The Pull of Summertime Wilderness

By Epicadventurer_

Every year, like clockwork, I start to crave wilderness.

It's a summer craving, a desire to go deep into the woods, or up into the mountains, or along a river - just so long as it's quiet, expansive, and disconnected. I think a lot of folks get a pull like this, to the wild, though I can't quite pinpoint why it's such a seasonal, predictable, instinctive urge.

Like nesting, perhaps, but inside myself.

I think there's a bit of American folklore about it - the idea that there is always space, and all we need to do is go find it. Having just landed home in the States yesterday for a brief vacation, I have space on the brain anyway; a trip to the supermarket last night saw me actually taking out my camera in wonder at an entire fridge for just hummus, and what felt like acres of fruit and fresh vegetables.

I think, though, that we at least appreciate the bounty of our country.
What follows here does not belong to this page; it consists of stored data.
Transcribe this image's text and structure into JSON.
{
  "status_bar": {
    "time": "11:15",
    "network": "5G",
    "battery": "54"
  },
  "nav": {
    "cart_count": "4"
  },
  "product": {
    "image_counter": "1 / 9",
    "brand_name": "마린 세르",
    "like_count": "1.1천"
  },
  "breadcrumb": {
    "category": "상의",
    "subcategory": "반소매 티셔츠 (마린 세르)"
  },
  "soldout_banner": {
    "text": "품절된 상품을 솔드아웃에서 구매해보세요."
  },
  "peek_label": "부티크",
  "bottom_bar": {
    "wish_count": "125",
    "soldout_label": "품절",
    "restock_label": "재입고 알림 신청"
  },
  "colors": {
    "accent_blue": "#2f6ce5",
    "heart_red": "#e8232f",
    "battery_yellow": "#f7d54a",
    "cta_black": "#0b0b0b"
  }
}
And to grow up with an expectation on space, of privacy, or room for your thoughts and wide rambling trails and trees that sometimes actually can reach the clouds... it's a luxurious way to live. The simultaneous notions of roominess and autonomy appears to have seeded a nation where the ultimate indulgence for many is not to go glitz it up in a big city, but rather to grab a pair of boots and walk.

My new country, England, doesn't really "get" summer camp, which I think is a big part of the American mania for the outdoors - sending kids to get outside and swim, row, hike, build things (with their hands!) has no doubt impacted our adult identities. Even non-survivalists like myself (arts day camp, self-five!) would end up playing in the far fields, climbing campus trees, and staying out in the humid heat until the mosquitoes drove us in.

I think often of the film Dirty Dancing, and not only because I can very nearly credit Patrick Swayze with cementing that I wasn't gay. I think it's astonishing, given our current no-vacation work culture, to imagine that there was once a time when families would take weeks off in the summer to pack up the car, go for some wholesome outdoor fun, and inhabit a world of their own making. I wish it were that easy to leave things behind, to go away with no work or cell phones or beeping toys (let's face it, our gadgets are nearly all just toys), and come back tanned and scraped and blonder and stronger from time in the sun and lakes.

Every summer, the same instinct kicks in - to go slowly among the trees in a deep, quiet wood and come out again, richer.